Here is my formulas dict:

# ratios dict: all ratios names and functions
ratios = {"ratio": fuzz.ratio, 
          "partial ratio": fuzz.partial_ratio, 
          "token sort ratio": fuzz.token_sort_ratio, 
          "partial token sort ratio": fuzz.partial_token_sort_ratio,
          "token set ratio": fuzz.token_set_ratio,
          "partial token set ratio": fuzz.partial_token_set_ratio
          }

And here is the loop I am currently sweating over:

# for loop iterating over ratios
for r, rn in ratios.items():

    # fuzzing function definition
    def do_the_fuzz(row):
        return rn(row[base_column], row[target_column])

    # new base df containing ratio data and calculations for current loop turn
    df_out1 = pd.DataFrame(data = df_out, columns = [base_column, target_column, 'mesure', 'valeur', 'drop'])
    df_out1['mesure'] = r
    df_out1['valeur'] = df_out.apply(do_the_fuzz, axis = 1)

It gives me the same problem, namely that the 'mesure' column gets overwritten, and I end up with a column full of the last value (here: 'partial token set').

My overall problem is that I cannot understand if and how I can dynamically name dataframes, columns or values in a python loop (or if I'm even supposed to do it).

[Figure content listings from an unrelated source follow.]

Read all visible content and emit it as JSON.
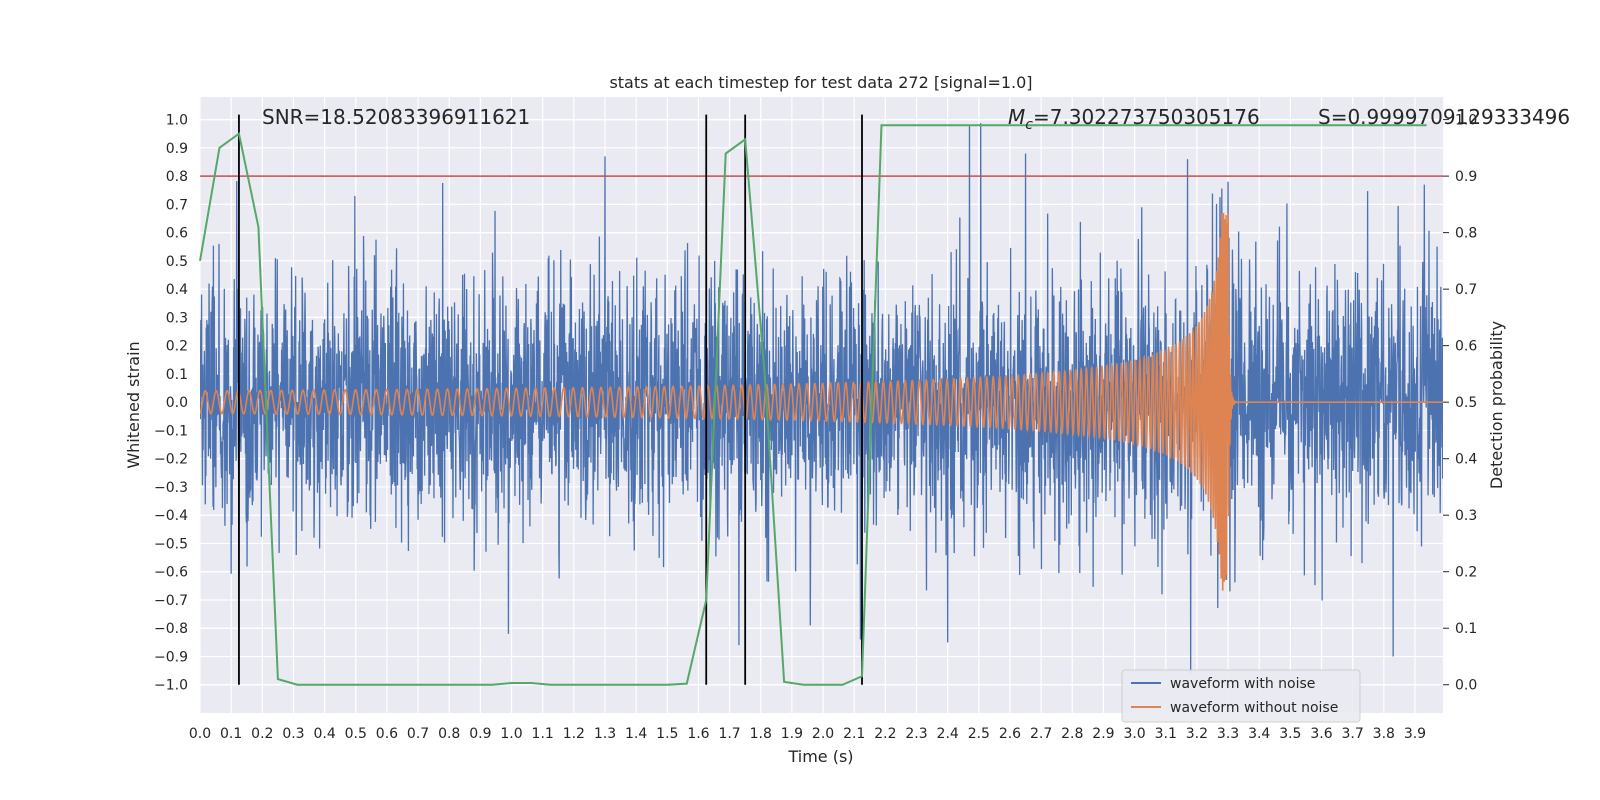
{
  "chart_data": {
    "type": "line",
    "title": "stats at each timestep for test data 272 [signal=1.0]",
    "xlabel": "Time (s)",
    "ylabel": "Whitened strain",
    "y2label": "Detection probability",
    "xlim": [
      0.0,
      3.99
    ],
    "ylim": [
      -1.1,
      1.08
    ],
    "y2lim": [
      -0.05,
      1.04
    ],
    "x_ticks": [
      0.0,
      0.1,
      0.2,
      0.3,
      0.4,
      0.5,
      0.6,
      0.7,
      0.8,
      0.9,
      1.0,
      1.1,
      1.2,
      1.3,
      1.4,
      1.5,
      1.6,
      1.7,
      1.8,
      1.9,
      2.0,
      2.1,
      2.2,
      2.3,
      2.4,
      2.5,
      2.6,
      2.7,
      2.8,
      2.9,
      3.0,
      3.1,
      3.2,
      3.3,
      3.4,
      3.5,
      3.6,
      3.7,
      3.8,
      3.9
    ],
    "y_ticks": [
      -1.0,
      -0.9,
      -0.8,
      -0.7,
      -0.6,
      -0.5,
      -0.4,
      -0.3,
      -0.2,
      -0.1,
      0.0,
      0.1,
      0.2,
      0.3,
      0.4,
      0.5,
      0.6,
      0.7,
      0.8,
      0.9,
      1.0
    ],
    "y2_ticks": [
      0.0,
      0.1,
      0.2,
      0.3,
      0.4,
      0.5,
      0.6,
      0.7,
      0.8,
      0.9,
      1.0
    ],
    "grid": true,
    "annotations": [
      {
        "text": "SNR=18.52083396911621",
        "x": 0.2,
        "y": 1.03
      },
      {
        "text_prefix": "M",
        "text_subscript": "c",
        "text_suffix": "=7.302273750305176",
        "x": 2.6,
        "y": 1.03
      },
      {
        "text": "S=0.9999709129333496",
        "x": 3.01,
        "y": 1.03
      }
    ],
    "threshold": {
      "axis": "y2",
      "value": 0.9,
      "color": "#c44e52"
    },
    "vlines": [
      0.125,
      1.625,
      1.75,
      2.125
    ],
    "series": [
      {
        "name": "waveform with noise",
        "color": "#4c72b0",
        "axis": "y",
        "kind": "noisy-whitened-strain",
        "n_samples": 4000,
        "sample_rate": 1000,
        "amplitude_scale": 0.22,
        "seed": 272,
        "peaks": [
          {
            "x": 1.3,
            "y": 0.87
          },
          {
            "x": 2.47,
            "y": 0.98
          },
          {
            "x": 2.65,
            "y": 0.88
          },
          {
            "x": 3.17,
            "y": 0.86
          },
          {
            "x": 3.3,
            "y": 0.78
          },
          {
            "x": 3.93,
            "y": 0.77
          },
          {
            "x": 0.99,
            "y": -0.82
          },
          {
            "x": 3.18,
            "y": -0.96
          },
          {
            "x": 3.83,
            "y": -0.9
          },
          {
            "x": 1.73,
            "y": -0.86
          },
          {
            "x": 2.12,
            "y": -0.84
          },
          {
            "x": 2.4,
            "y": -0.85
          }
        ]
      },
      {
        "name": "waveform without noise",
        "color": "#dd8452",
        "axis": "y",
        "kind": "chirp",
        "t_merger": 3.3,
        "merger_amplitude": 0.67,
        "amplitude_start": 0.04,
        "freq_start": 20,
        "freq_end": 250
      },
      {
        "name": "Detection probability",
        "color": "#55a868",
        "axis": "y2",
        "x": [
          0.0,
          0.0625,
          0.125,
          0.1875,
          0.25,
          0.3125,
          0.375,
          0.4375,
          0.5,
          0.5625,
          0.625,
          0.6875,
          0.75,
          0.8125,
          0.875,
          0.9375,
          1.0,
          1.0625,
          1.125,
          1.1875,
          1.25,
          1.3125,
          1.375,
          1.4375,
          1.5,
          1.5625,
          1.625,
          1.6875,
          1.75,
          1.8125,
          1.875,
          1.9375,
          2.0,
          2.0625,
          2.125,
          2.1875,
          2.25,
          2.3125,
          2.375,
          2.4375,
          2.5,
          2.5625,
          2.625,
          2.6875,
          2.75,
          2.8125,
          2.875,
          2.9375,
          3.0,
          3.0625,
          3.125,
          3.1875,
          3.25,
          3.3125,
          3.375,
          3.4375,
          3.5,
          3.5625,
          3.625,
          3.6875,
          3.75,
          3.8125,
          3.875,
          3.9375
        ],
        "y": [
          0.75,
          0.95,
          0.975,
          0.81,
          0.01,
          0.0,
          0.0,
          0.0,
          0.0,
          0.0,
          0.0,
          0.0,
          0.0,
          0.0,
          0.0,
          0.0,
          0.003,
          0.003,
          0.0,
          0.0,
          0.0,
          0.0,
          0.0,
          0.0,
          0.0,
          0.002,
          0.15,
          0.94,
          0.965,
          0.55,
          0.005,
          0.0,
          0.0,
          0.0,
          0.015,
          0.99,
          0.99,
          0.99,
          0.99,
          0.99,
          0.99,
          0.99,
          0.99,
          0.99,
          0.99,
          0.99,
          0.99,
          0.99,
          0.99,
          0.99,
          0.99,
          0.99,
          0.99,
          0.99,
          0.99,
          0.99,
          0.99,
          0.99,
          0.99,
          0.99,
          0.99,
          0.99,
          0.99,
          0.99
        ]
      }
    ],
    "legend": {
      "placement": "lower-right",
      "entries": [
        "waveform with noise",
        "waveform without noise"
      ]
    }
  }
}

I've been trying to come up with a solution myself for too long and I just can't figure it out. Any insight would be very much appreciated! Many thanks in advance!


Solution

  • I would create a dataframe that is updated at each loop iteration:

    final_df = pd.DataFrame()
    for r, rn in ratios.items():
        ...
        df_out1 = pd.DataFrame(data = df_out, columns = [base_column, target_column, 'mesure', 'valeur', 'drop'])
        df_out1['mesure'] = r
        df_out1['valeur'] = df_out.apply(do_the_fuzz, axis = 1)
    
        final_df = pd.concat([final_dfl, df_out1], axis=0)
    

    I hope this can help you.